'Papillon' review: Escaping Devil's Island takes a long time
PLOT A wrongly imprisoned man tries to escape from Devil's Island.
CAST Charlie Hunnam, Rami Malek, Eve Hewson
RATED R (for violence including bloody images, language, nudity, and some sexual material)
LENGTH 2:13
PLAYING AT Malverne Cinema 4; Manhasset Cinemas
BOTTOM LINE Handsome looking production lacks excitement.
The new film version of " Papillon," based on Henri Charriere’s 1969 bestseller about his time on the penal colony of Devil's Island, is somewhat better than the previous screen adaptation starring Steve McQueen (mouth closed) and Dustin Hoffman (mouth agape). For some that’ll be heresy. For others, it’s a diffident Gallic shrug of a recommendation.
Directed by Danish documentary and feature filmmaker Michael Noer, the new film covers more ground chronologically than the previous one, which is a welcome change. In Aaron Guzikowski’s script we meet the dashing safecracker nicknamed Papillon (Charlie Hunnam) breezing through his merry life in the Montmartre section of Paris 1931.
Abruptly Papillon is arrested and convicted of a murder he didn’t commit, and he is flung into the cesspool of the French penal system shortly afterward. Life imprisonment in French Guiana sends Papillon into a series of rescue attempts. Along with another convict, counterfeiter Louis Dega (Rami Malek, trying as hard as possible not to "do" Dustin Hoffman), Papi eventually finds himself on the notorious Devil’s Island, from which no man has ever escaped.
The movie, shot in Serbia and on Malta, dutifully hits the highlights of the escape attempts. Hunnam is the movie’s focal point, a good-guy criminal, who never hurt a fly until the sadistic French penal system grabbed hold of him. Dega, a coward and a weakling, needs his friend’s protection.

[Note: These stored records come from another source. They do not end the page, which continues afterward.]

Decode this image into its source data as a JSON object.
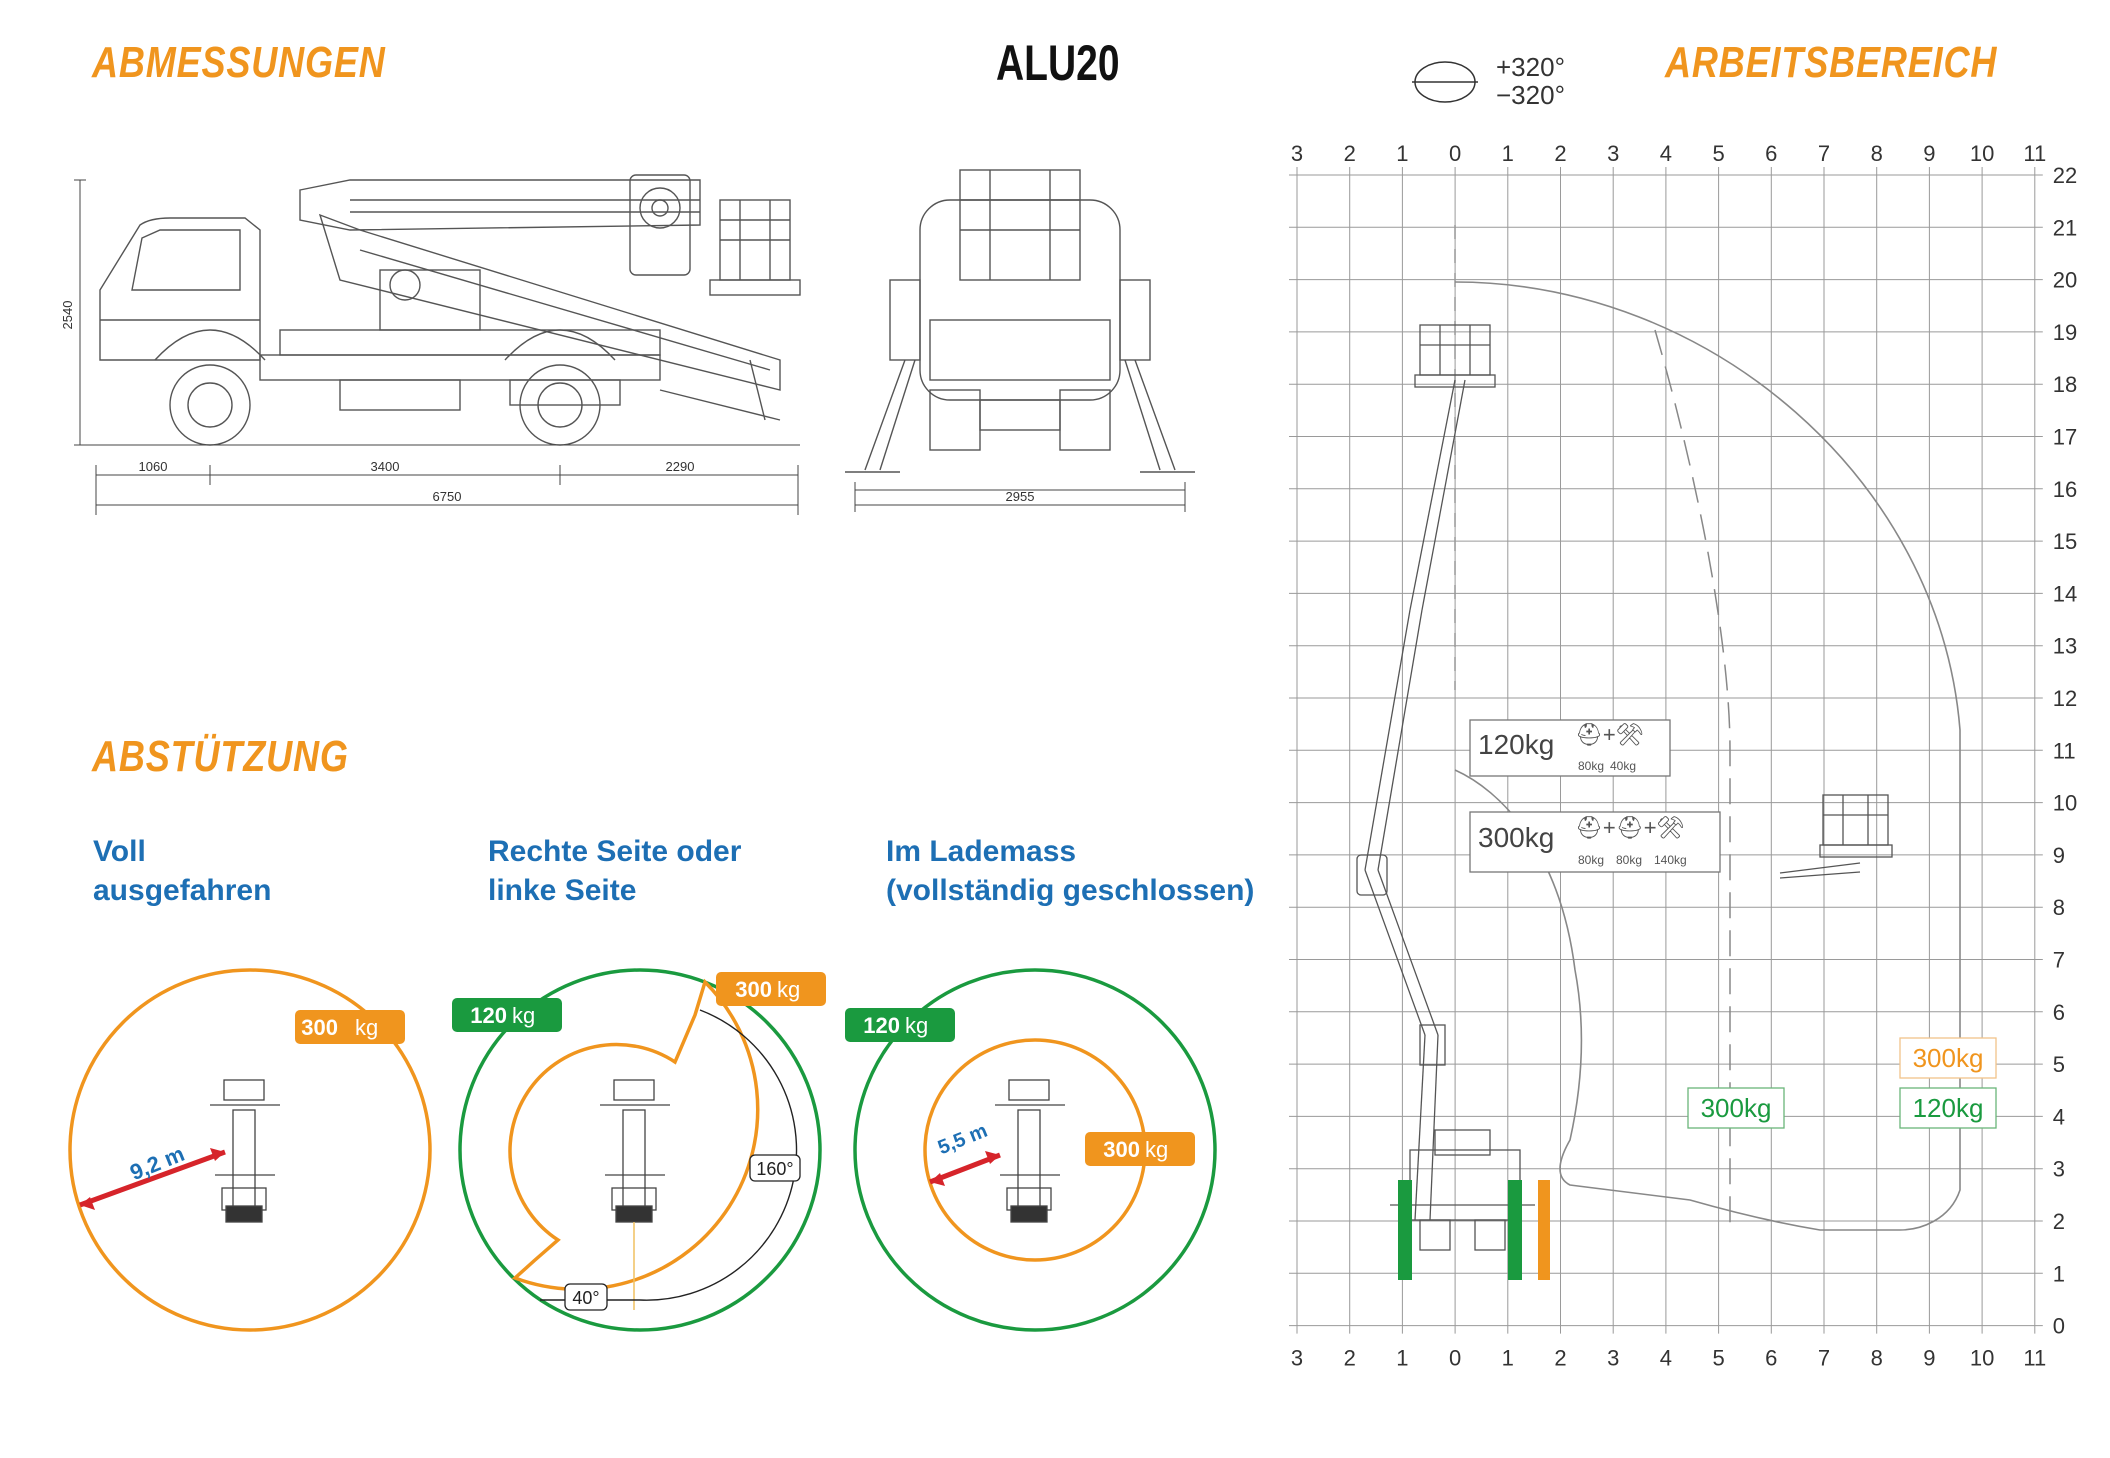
{
  "header": {
    "dimensions_title": "ABMESSUNGEN",
    "model": "ALU20",
    "working_area_title": "ARBEITSBEREICH",
    "rotation_plus": "+320°",
    "rotation_minus": "−320°"
  },
  "dimensions": {
    "height": "2540",
    "front_overhang": "1060",
    "wheelbase": "3400",
    "rear_overhang": "2290",
    "total_length": "6750",
    "support_width": "2955"
  },
  "outriggers": {
    "title": "ABSTÜTZUNG",
    "modes": [
      {
        "line1": "Voll",
        "line2": "ausgefahren"
      },
      {
        "line1": "Rechte Seite oder",
        "line2": "linke Seite"
      },
      {
        "line1": "Im Lademass",
        "line2": "(vollständig geschlossen)"
      }
    ],
    "full_load": {
      "value": "300",
      "unit": "kg",
      "reach": "9,2 m"
    },
    "side": {
      "load_small": "120",
      "load_large": "300",
      "unit": "kg",
      "angle_large": "160°",
      "angle_small": "40°"
    },
    "closed": {
      "load_small": "120",
      "load_large": "300",
      "unit": "kg",
      "reach": "5,5 m"
    }
  },
  "working_area": {
    "x_ticks": [
      "3",
      "2",
      "1",
      "0",
      "1",
      "2",
      "3",
      "4",
      "5",
      "6",
      "7",
      "8",
      "9",
      "10",
      "11"
    ],
    "y_ticks": [
      "0",
      "1",
      "2",
      "3",
      "4",
      "5",
      "6",
      "7",
      "8",
      "9",
      "10",
      "11",
      "12",
      "13",
      "14",
      "15",
      "16",
      "17",
      "18",
      "19",
      "20",
      "21",
      "22"
    ],
    "load_box_1": {
      "value": "120kg",
      "sub1": "80kg",
      "sub2": "40kg"
    },
    "load_box_2": {
      "value": "300kg",
      "sub1": "80kg",
      "sub2": "80kg",
      "sub3": "140kg"
    },
    "label_inner": "300kg",
    "label_outer_orange": "300kg",
    "label_outer_green": "120kg"
  },
  "colors": {
    "orange": "#f0951e",
    "green": "#1a9a3f",
    "blue": "#1d6fb4",
    "red": "#d6242a"
  }
}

In exchange, he bankrolls the various bribes and payoffs needed to make a successful break from Devil’s Island, his money tucked safely away in his posterior.
In 1973, " Papillon" got the plodding Important Motion Picture treatment; this time, the results are leaner, less sardonic but rarely exciting, despite the more explicit violence and sexuality. Malek’s Dega keeps his voice to a flat register, never quite making the performance his own. Hunnam’s reliably charismatic in suffering and in joy, but with most of the political and wartime context shaved off the story, once again, we’re left with the basics.
What Charriere endured, and finally left behind, has already proven irresistible to a global audience. This retelling — prettily assembled, a little dull — gives that audience little that’s truly new.